Though the housing boom of the 1970s and subsequent bust in the 1980s had different roots than the more recent experience, their pattern is instructive nonetheless. Back then, the housing surge grew out of the great inflation for which the period is famous. Consumer prices were rising at double-digit annual rates, depressing the value of all financial assets and driving Americans toward real assets, especially real estate. Their buying binge pushed home prices up rapidly, creating, in the process, a greater incentive for people to buy still more. When the Federal Reserve, under Chairman Paul Volcker, took sudden, radical action in 1982 to stem the inflationary tide, the whole structure collapsed. The increase in interest rates engineered by the Fed at first starved homebuyers of credit, but as the Fed began to prevail against inflation, the whole reason for the bias toward real estate investments evaporated.
The associated bust in home buying, building and prices was shocking. In the first year after the 1982-83 peak, purchases of new and existing homes fell almost 20%. Home building carried on a little longer, but by 1984 it had slumped almost 30% from its highs. The median price of a home in the United States fell some 5% in 1984, a minor adjustment by more recent standards, but, in an environment of still high inflation, that amounted to a real loss closer to 9% to 10%.
Though the slide on all these fronts had largely run its course by 1985, the price declines and attendant disenchantment with real estate investing kept the lid on any recovery. Even five years later, in 1990, building activity remained more than 40% below its former peak. Actually, it did not surpass that early ’80s peak until 2003, 19 years after the bust. Purchases of new homes, except for a brief flurry of activity in 1986, took until 1989 to recover former highs. And even in the late 1980s, median home prices nationwide were rising by a mere 5% a year, barely any gain considering the higher inflation of that time.

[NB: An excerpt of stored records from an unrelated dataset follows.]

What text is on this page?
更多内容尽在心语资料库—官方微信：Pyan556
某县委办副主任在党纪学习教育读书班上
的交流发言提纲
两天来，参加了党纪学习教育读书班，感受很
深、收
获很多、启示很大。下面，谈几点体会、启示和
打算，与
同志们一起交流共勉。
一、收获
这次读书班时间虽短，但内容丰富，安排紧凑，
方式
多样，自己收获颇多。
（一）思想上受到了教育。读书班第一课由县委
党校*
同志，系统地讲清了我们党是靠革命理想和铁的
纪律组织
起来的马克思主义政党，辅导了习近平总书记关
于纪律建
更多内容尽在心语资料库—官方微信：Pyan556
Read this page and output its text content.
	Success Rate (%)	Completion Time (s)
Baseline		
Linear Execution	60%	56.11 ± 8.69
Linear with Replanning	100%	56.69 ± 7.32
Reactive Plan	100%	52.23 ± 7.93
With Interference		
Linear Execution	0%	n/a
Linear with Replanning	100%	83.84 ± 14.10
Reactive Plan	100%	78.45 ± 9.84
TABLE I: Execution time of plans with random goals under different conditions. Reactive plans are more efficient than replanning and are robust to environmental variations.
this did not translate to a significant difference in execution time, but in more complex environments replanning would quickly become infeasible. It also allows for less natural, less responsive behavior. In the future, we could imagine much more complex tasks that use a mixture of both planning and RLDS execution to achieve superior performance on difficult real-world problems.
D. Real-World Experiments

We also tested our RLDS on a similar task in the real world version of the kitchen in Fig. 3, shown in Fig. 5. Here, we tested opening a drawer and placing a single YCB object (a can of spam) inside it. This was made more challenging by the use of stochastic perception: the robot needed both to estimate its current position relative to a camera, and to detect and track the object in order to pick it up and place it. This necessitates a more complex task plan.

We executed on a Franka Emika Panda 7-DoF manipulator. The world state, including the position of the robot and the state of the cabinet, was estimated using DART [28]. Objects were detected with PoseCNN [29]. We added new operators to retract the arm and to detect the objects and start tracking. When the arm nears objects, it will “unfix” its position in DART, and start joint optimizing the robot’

Though this past picture clearly has some significant differences from more recent events, much is similar. If the recent drive into residential real estate lacked the inflationary impetus of the ’70s and early ’80s, it was sustained, as the earlier boom was, by the lure of a rapid price appreciation that developed its own momentum and tempted investors into using massive amounts of leverage. If the recent collapse resulted less from a radical shift in Fed policy, still the Fed’s restraint between 2006 and 2007 did help foster it. Certainly a sudden disenchantment with residential real estate as an investment was common to both busts. If this past is too different to present itself as a stencil from which to trace the future, it is nonetheless close enough to offer guidance to that future.
This admittedly imperfect guide would suggest that the present recovery is running late. The housing sector stabilized within three years after the 1982-83 bust, while this present recovery, whether gauged by sales, construction or real estate prices, has taken well over five years from its initial slide to offer anything like stability. Of course, the longer wait is a natural reflection of the greater severity of the recent correction, which saw sales, building activity and new home prices fall much faster than in the early 1980s, by 70%, 60% and 30%, respectively, peak to trough. No doubt the recovery would have been delayed even longer if the Fed hadn’t adopted a very easy monetary posture, something it delayed doing in the 1980s.
The 1980s experience suggests that the housing sector’s return to complete health will take at least until 2015, and probably longer by some measures. To be sure, the Fed is offering more stimulus and lower credit costs this time than in the 1980s, but markets must also overcome the deep scars left by the very severe 2007-2009 correction. Even recognizing that precise timing from the past is always suspect, a conservative reading of the record should lead investors and business people to look for something less immediately impressive than recent enthusiasm suggests.